14.5.08

Mets Regain Modicum of Respect Over Nats, 6-3

So many little stories for what seemed like a somewhat innocuous mid-May meeting between one middling team and one less-than-middling team from the National League East.

Nelson Figueroa's ghost hovered around Shea last night even though he'd been mercifully set free, designated for assignment by the Mets following his lousy performance and rather sensational outburst against the Nats the night before.

John Maine showed he's a team player by plunking the first Nat he faced, sending a message to the "softball girls" about their unprofessionalism the night before. Hardly shocking, considering the Nats roster of young but talented misfits. Or, considering how well Maine has pitched: he has allowed no more than two runs in seven straight starts, the longest streak of that nature by a Mets starter since Masato Yoshii had eight such starts at the end of his 1999 season.


Church and Delgado yuck it up thinking about Delgado's bunt single, but don't cheer like softball girls.

Maine went on, after sending his little message, to win his fourth consecutive start, helped in large part by Ryan Church, whose heretofore unforseen offensive outburst continued against his former team, this time with a tying home run, a go-ahead, two-run double and an insurance-run sacrifice fly.

On the other end of the spectrum, the Lastings Milledge of the Milledge Trade was booed heartily for the second night in a row, this time went 0-for-4 with three strikeouts and an error in centerfield.


Rather than cheer like softball girls, Church and Wright try the Shazaam ritual...

Despite the battering he's taken since that trade, at the moment anyway, Omar Minaya is looking like a genius again. The other player he scored off the Nats for Milledge, Brian Schneider, had three hits of his own.
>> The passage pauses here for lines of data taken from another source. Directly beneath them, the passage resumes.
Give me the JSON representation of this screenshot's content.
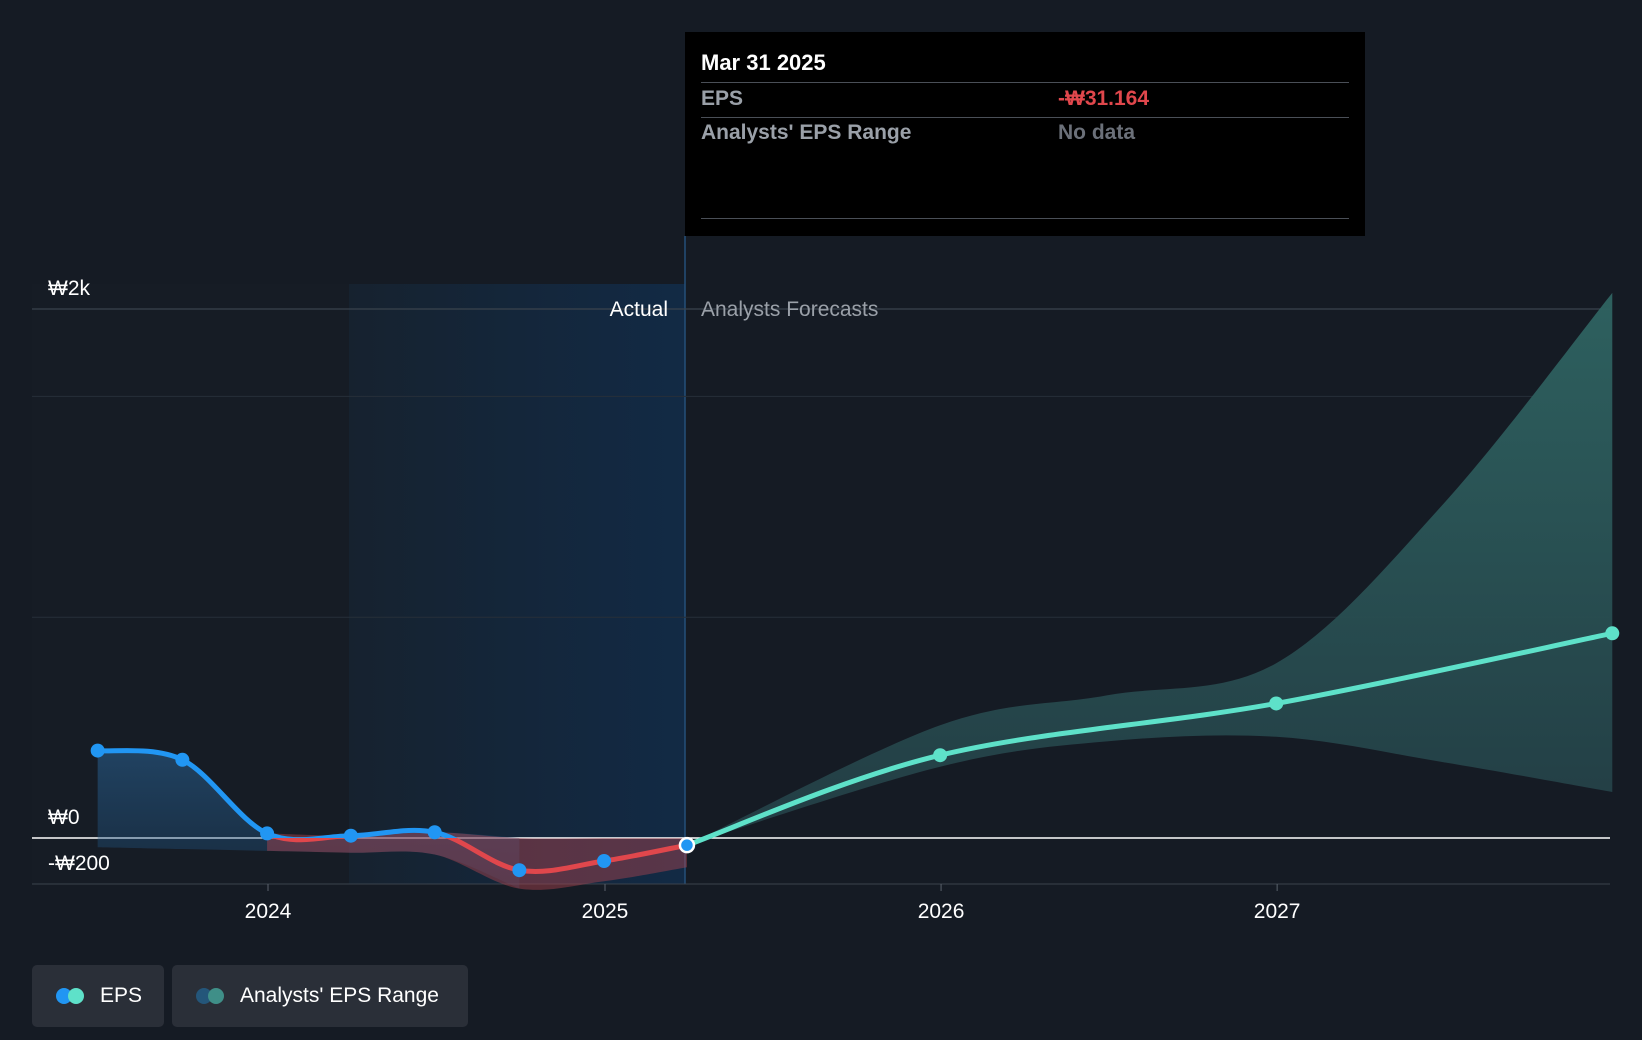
{
  "chart_data": {
    "type": "line",
    "title": "",
    "xlabel": "",
    "ylabel": "",
    "x_ticks": [
      "2024",
      "2025",
      "2026",
      "2027"
    ],
    "y_ticks": [
      "₩2k",
      "₩0",
      "-₩200"
    ],
    "sections": {
      "actual": "Actual",
      "forecast": "Analysts Forecasts"
    },
    "series": [
      {
        "name": "EPS",
        "role": "actual",
        "points": [
          {
            "x": "2023-06-30",
            "y": 380
          },
          {
            "x": "2023-09-30",
            "y": 340
          },
          {
            "x": "2023-12-31",
            "y": 20
          },
          {
            "x": "2024-03-31",
            "y": 10
          },
          {
            "x": "2024-06-30",
            "y": 25
          },
          {
            "x": "2024-09-30",
            "y": -140
          },
          {
            "x": "2024-12-31",
            "y": -100
          },
          {
            "x": "2025-03-31",
            "y": -31.164
          }
        ]
      },
      {
        "name": "EPS",
        "role": "forecast",
        "points": [
          {
            "x": "2025-03-31",
            "y": -31.164
          },
          {
            "x": "2025-12-31",
            "y": 360
          },
          {
            "x": "2026-12-31",
            "y": 585
          },
          {
            "x": "2027-12-31",
            "y": 890
          }
        ]
      },
      {
        "name": "Analysts' EPS Range",
        "role": "forecast-range",
        "points": [
          {
            "x": "2025-03-31",
            "low": -31,
            "high": -31
          },
          {
            "x": "2025-12-31",
            "low": 310,
            "high": 490
          },
          {
            "x": "2026-06-30",
            "low": 420,
            "high": 620
          },
          {
            "x": "2026-12-31",
            "low": 440,
            "high": 760
          },
          {
            "x": "2027-06-30",
            "low": 330,
            "high": 1450
          },
          {
            "x": "2027-12-31",
            "low": 200,
            "high": 2370
          }
        ]
      }
    ],
    "colors": {
      "eps_positive": "#2196f3",
      "eps_negative": "#e0474c",
      "forecast": "#5ee1c9",
      "range_fill": "#2a4e50",
      "actual_band": "#132b45"
    }
  },
  "tooltip": {
    "date": "Mar 31 2025",
    "rows": [
      {
        "label": "EPS",
        "value": "-₩31.164",
        "color": "#e0474c"
      },
      {
        "label": "Analysts' EPS Range",
        "value": "No data",
        "color": "#6b7079"
      }
    ]
  },
  "legend": [
    {
      "label": "EPS",
      "colors": [
        "#2196f3",
        "#5ee1c9"
      ]
    },
    {
      "label": "Analysts' EPS Range",
      "colors": [
        "#24567a",
        "#3f8f88"
      ]
    }
  ]
}
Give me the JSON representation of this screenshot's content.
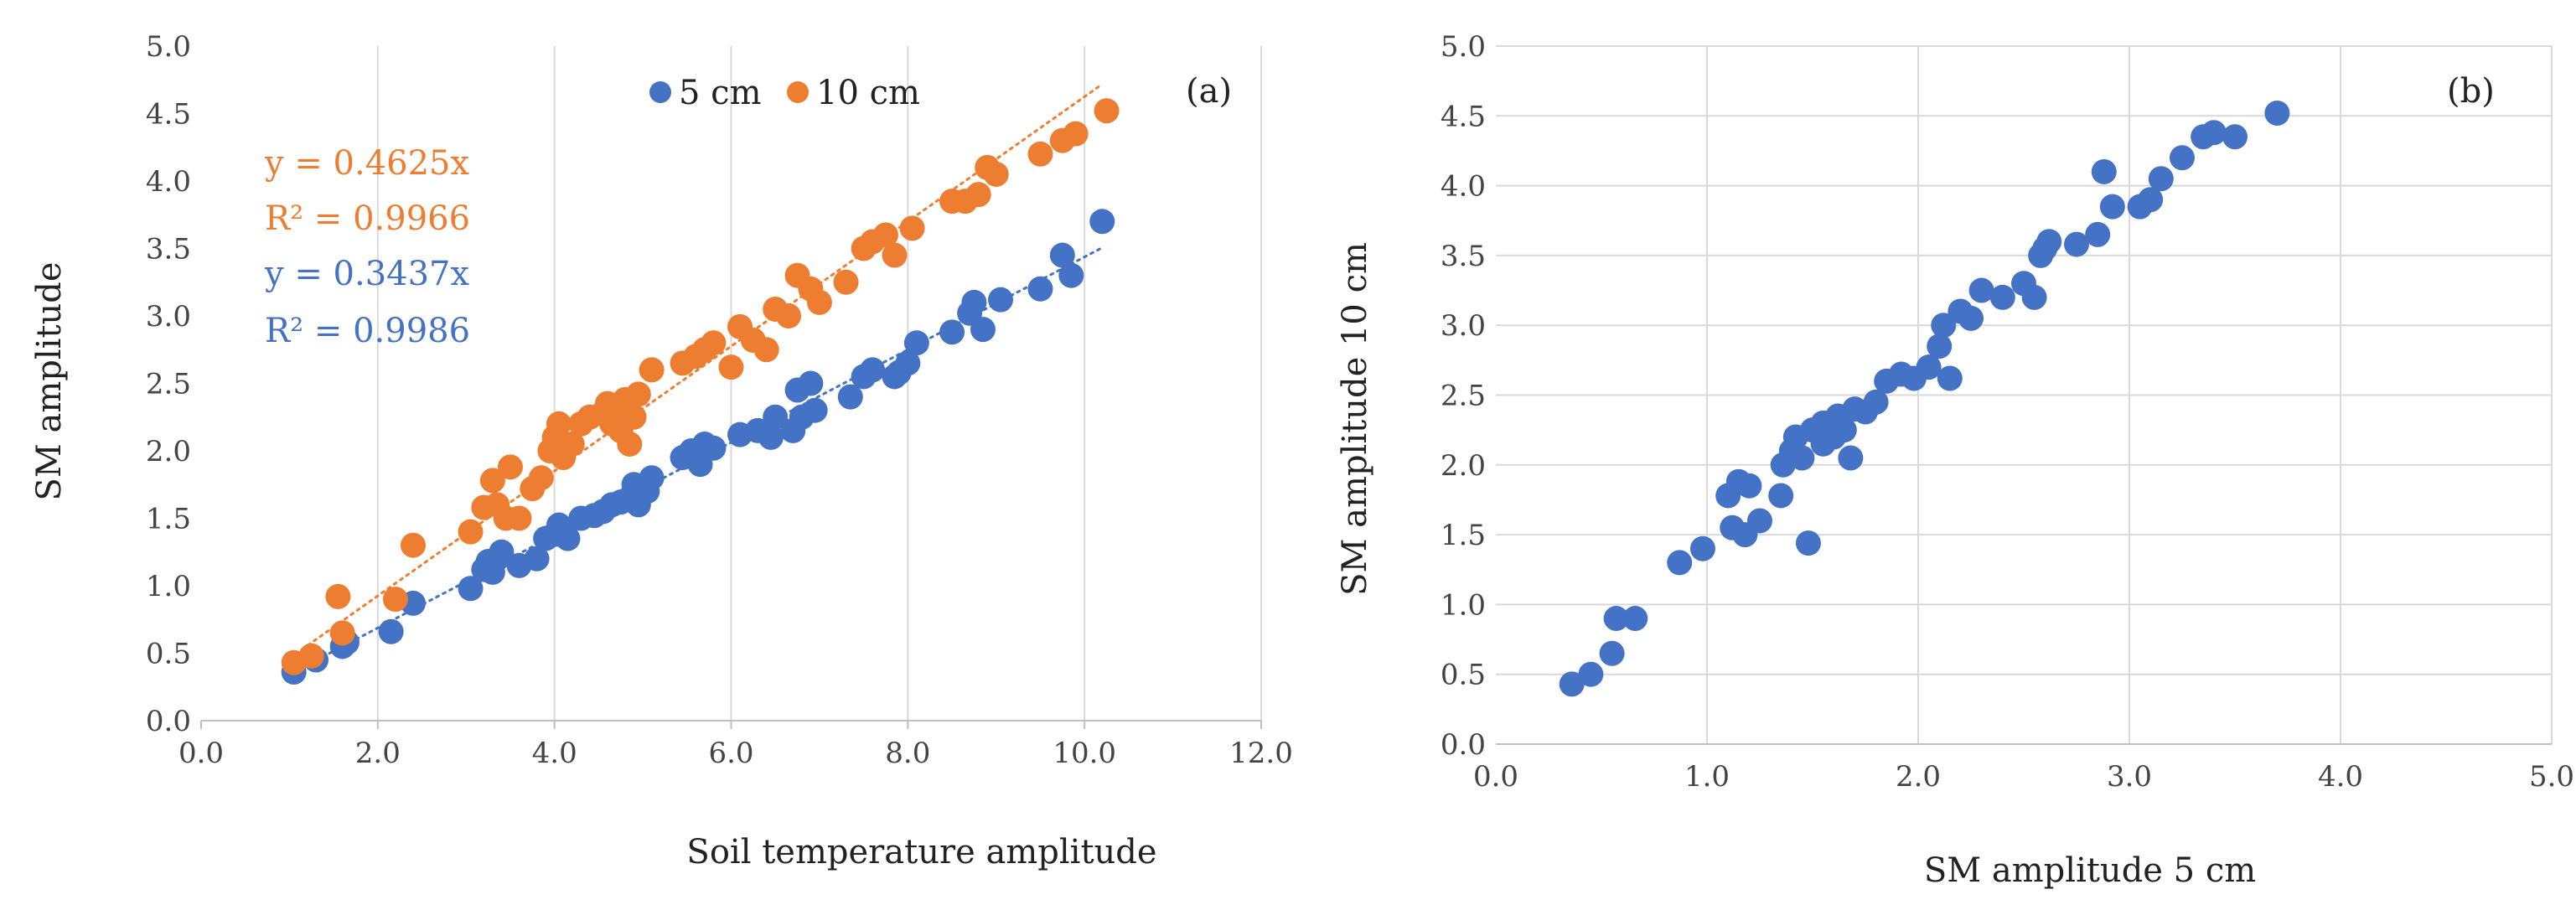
{
  "colors": {
    "series_5cm": "#4472C4",
    "series_10cm": "#ED7D31",
    "grid": "#d9d9d9",
    "axis": "#bfbfbf"
  },
  "chart_data": [
    {
      "type": "scatter",
      "panel_label": "(a)",
      "xlabel": "Soil  temperature amplitude",
      "ylabel": "SM amplitude",
      "xlim": [
        0,
        12
      ],
      "ylim": [
        0,
        5
      ],
      "xticks": [
        "0.0",
        "2.0",
        "4.0",
        "6.0",
        "8.0",
        "10.0",
        "12.0"
      ],
      "yticks": [
        "0.0",
        "0.5",
        "1.0",
        "1.5",
        "2.0",
        "2.5",
        "3.0",
        "3.5",
        "4.0",
        "4.5",
        "5.0"
      ],
      "grid": "vertical",
      "legend": [
        {
          "name": "5 cm",
          "color": "#4472C4"
        },
        {
          "name": "10 cm",
          "color": "#ED7D31"
        }
      ],
      "annotations": {
        "eq_10": "y = 0.4625x",
        "r2_10": "R² = 0.9966",
        "eq_5": "y = 0.3437x",
        "r2_5": "R² = 0.9986"
      },
      "trendlines": [
        {
          "series": "10 cm",
          "slope": 0.4625,
          "x": [
            1.0,
            10.2
          ]
        },
        {
          "series": "5 cm",
          "slope": 0.3437,
          "x": [
            1.0,
            10.2
          ]
        }
      ],
      "series": [
        {
          "name": "5 cm",
          "color": "#4472C4",
          "points": [
            [
              1.05,
              0.36
            ],
            [
              1.3,
              0.45
            ],
            [
              1.6,
              0.55
            ],
            [
              1.65,
              0.58
            ],
            [
              2.15,
              0.66
            ],
            [
              2.4,
              0.87
            ],
            [
              3.05,
              0.98
            ],
            [
              3.2,
              1.12
            ],
            [
              3.25,
              1.18
            ],
            [
              3.35,
              1.2
            ],
            [
              3.4,
              1.25
            ],
            [
              3.3,
              1.1
            ],
            [
              3.6,
              1.15
            ],
            [
              3.8,
              1.2
            ],
            [
              3.9,
              1.35
            ],
            [
              4.0,
              1.38
            ],
            [
              4.05,
              1.45
            ],
            [
              4.15,
              1.35
            ],
            [
              4.3,
              1.5
            ],
            [
              4.45,
              1.52
            ],
            [
              4.55,
              1.55
            ],
            [
              4.65,
              1.6
            ],
            [
              4.75,
              1.62
            ],
            [
              4.85,
              1.65
            ],
            [
              4.9,
              1.75
            ],
            [
              4.95,
              1.6
            ],
            [
              5.05,
              1.7
            ],
            [
              5.1,
              1.8
            ],
            [
              5.45,
              1.95
            ],
            [
              5.55,
              2.0
            ],
            [
              5.65,
              1.9
            ],
            [
              5.7,
              2.05
            ],
            [
              5.8,
              2.02
            ],
            [
              6.1,
              2.12
            ],
            [
              6.3,
              2.15
            ],
            [
              6.45,
              2.1
            ],
            [
              6.5,
              2.25
            ],
            [
              6.7,
              2.15
            ],
            [
              6.8,
              2.25
            ],
            [
              6.75,
              2.45
            ],
            [
              6.9,
              2.5
            ],
            [
              6.95,
              2.3
            ],
            [
              7.35,
              2.4
            ],
            [
              7.5,
              2.55
            ],
            [
              7.6,
              2.6
            ],
            [
              7.85,
              2.55
            ],
            [
              7.9,
              2.58
            ],
            [
              8.0,
              2.65
            ],
            [
              8.1,
              2.8
            ],
            [
              8.5,
              2.88
            ],
            [
              8.7,
              3.02
            ],
            [
              8.75,
              3.1
            ],
            [
              8.85,
              2.9
            ],
            [
              9.05,
              3.12
            ],
            [
              9.5,
              3.2
            ],
            [
              9.75,
              3.45
            ],
            [
              9.85,
              3.3
            ],
            [
              10.2,
              3.7
            ]
          ]
        },
        {
          "name": "10 cm",
          "color": "#ED7D31",
          "points": [
            [
              1.05,
              0.43
            ],
            [
              1.25,
              0.48
            ],
            [
              1.6,
              0.65
            ],
            [
              1.55,
              0.92
            ],
            [
              2.2,
              0.9
            ],
            [
              2.4,
              1.3
            ],
            [
              3.05,
              1.4
            ],
            [
              3.2,
              1.58
            ],
            [
              3.35,
              1.6
            ],
            [
              3.45,
              1.5
            ],
            [
              3.3,
              1.78
            ],
            [
              3.5,
              1.88
            ],
            [
              3.6,
              1.5
            ],
            [
              3.75,
              1.72
            ],
            [
              3.85,
              1.8
            ],
            [
              3.95,
              2.0
            ],
            [
              4.0,
              2.1
            ],
            [
              4.05,
              2.2
            ],
            [
              4.1,
              1.95
            ],
            [
              4.2,
              2.05
            ],
            [
              4.3,
              2.2
            ],
            [
              4.4,
              2.25
            ],
            [
              4.55,
              2.28
            ],
            [
              4.6,
              2.35
            ],
            [
              4.65,
              2.2
            ],
            [
              4.7,
              2.3
            ],
            [
              4.75,
              2.15
            ],
            [
              4.8,
              2.38
            ],
            [
              4.85,
              2.05
            ],
            [
              4.9,
              2.25
            ],
            [
              4.95,
              2.42
            ],
            [
              5.1,
              2.6
            ],
            [
              5.45,
              2.65
            ],
            [
              5.6,
              2.7
            ],
            [
              5.7,
              2.75
            ],
            [
              5.8,
              2.8
            ],
            [
              6.0,
              2.62
            ],
            [
              6.1,
              2.92
            ],
            [
              6.25,
              2.82
            ],
            [
              6.4,
              2.75
            ],
            [
              6.5,
              3.05
            ],
            [
              6.65,
              3.0
            ],
            [
              6.75,
              3.3
            ],
            [
              6.9,
              3.2
            ],
            [
              7.0,
              3.1
            ],
            [
              7.3,
              3.25
            ],
            [
              7.5,
              3.5
            ],
            [
              7.6,
              3.55
            ],
            [
              7.75,
              3.6
            ],
            [
              7.85,
              3.45
            ],
            [
              8.05,
              3.65
            ],
            [
              8.5,
              3.85
            ],
            [
              8.65,
              3.85
            ],
            [
              8.8,
              3.9
            ],
            [
              8.9,
              4.1
            ],
            [
              9.0,
              4.05
            ],
            [
              9.5,
              4.2
            ],
            [
              9.75,
              4.3
            ],
            [
              9.9,
              4.35
            ],
            [
              10.25,
              4.52
            ]
          ]
        }
      ]
    },
    {
      "type": "scatter",
      "panel_label": "(b)",
      "xlabel": "SM amplitude 5 cm",
      "ylabel": "SM amplitude 10 cm",
      "xlim": [
        0,
        5
      ],
      "ylim": [
        0,
        5
      ],
      "xticks": [
        "0.0",
        "1.0",
        "2.0",
        "3.0",
        "4.0",
        "5.0"
      ],
      "yticks": [
        "0.0",
        "0.5",
        "1.0",
        "1.5",
        "2.0",
        "2.5",
        "3.0",
        "3.5",
        "4.0",
        "4.5",
        "5.0"
      ],
      "grid": "both",
      "series": [
        {
          "name": "SM amplitude",
          "color": "#4472C4",
          "points": [
            [
              0.36,
              0.43
            ],
            [
              0.45,
              0.5
            ],
            [
              0.55,
              0.65
            ],
            [
              0.57,
              0.9
            ],
            [
              0.66,
              0.9
            ],
            [
              0.87,
              1.3
            ],
            [
              0.98,
              1.4
            ],
            [
              1.1,
              1.78
            ],
            [
              1.12,
              1.55
            ],
            [
              1.18,
              1.5
            ],
            [
              1.15,
              1.88
            ],
            [
              1.2,
              1.85
            ],
            [
              1.25,
              1.6
            ],
            [
              1.35,
              1.78
            ],
            [
              1.36,
              2.0
            ],
            [
              1.4,
              2.1
            ],
            [
              1.42,
              2.2
            ],
            [
              1.45,
              2.05
            ],
            [
              1.48,
              1.44
            ],
            [
              1.5,
              2.25
            ],
            [
              1.55,
              2.15
            ],
            [
              1.55,
              2.3
            ],
            [
              1.6,
              2.2
            ],
            [
              1.62,
              2.35
            ],
            [
              1.65,
              2.25
            ],
            [
              1.68,
              2.05
            ],
            [
              1.7,
              2.4
            ],
            [
              1.75,
              2.38
            ],
            [
              1.8,
              2.45
            ],
            [
              1.85,
              2.6
            ],
            [
              1.92,
              2.65
            ],
            [
              1.98,
              2.62
            ],
            [
              2.05,
              2.7
            ],
            [
              2.1,
              2.85
            ],
            [
              2.12,
              3.0
            ],
            [
              2.15,
              2.62
            ],
            [
              2.2,
              3.1
            ],
            [
              2.25,
              3.05
            ],
            [
              2.3,
              3.25
            ],
            [
              2.4,
              3.2
            ],
            [
              2.5,
              3.3
            ],
            [
              2.55,
              3.2
            ],
            [
              2.58,
              3.5
            ],
            [
              2.6,
              3.55
            ],
            [
              2.62,
              3.6
            ],
            [
              2.75,
              3.58
            ],
            [
              2.85,
              3.65
            ],
            [
              2.88,
              4.1
            ],
            [
              2.92,
              3.85
            ],
            [
              3.05,
              3.85
            ],
            [
              3.1,
              3.9
            ],
            [
              3.15,
              4.05
            ],
            [
              3.25,
              4.2
            ],
            [
              3.35,
              4.35
            ],
            [
              3.4,
              4.38
            ],
            [
              3.5,
              4.35
            ],
            [
              3.7,
              4.52
            ]
          ]
        }
      ]
    }
  ]
}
And Fernando Tatis, another player whose expiry date seemed long passed but who Minaya yanked up from obscurity anyway, had a pinch hit in his first appearance since 2006.

Most heartening, of all the wonderful little stories and personal successes last night, was that the Mets came back and showed some spine for a change. Showed perhaps they mean business after all.

Of course, then again, they might just have four errors and lose the next night's game anyway.

4 comments:

Anonymous said...

Oh Lastings had a rough night but you forgot about that great grab he made in CF to rob Delgado -
Long term, if you revisit this trade in a few years, you might think the Nats got the better deal but the Mets are old and have to win now if they will at all.

I.M. Forme said...

Where have you gone Masato Yoshii?

The Nationals take their lumps for being a bunch of thugs (modeled after the US Congress!), but at least baseball keeps them off the street and away from smashing store windows, pushing old ladies to the ground, or grabbing our daughters.

Jaap said...

Or, IMFM, keeps them from turning into drunken, disenchanted Rangers fans (meaning the Scottish football hooligans Rangers fans) who turn the entire city of Manchester into a steaming fury of broken glass and beaten bobbies.

Jaap said...

nats fan - you might be right - win now or else - at least that's Willie's mantra and he's sure managing like he means it, ha!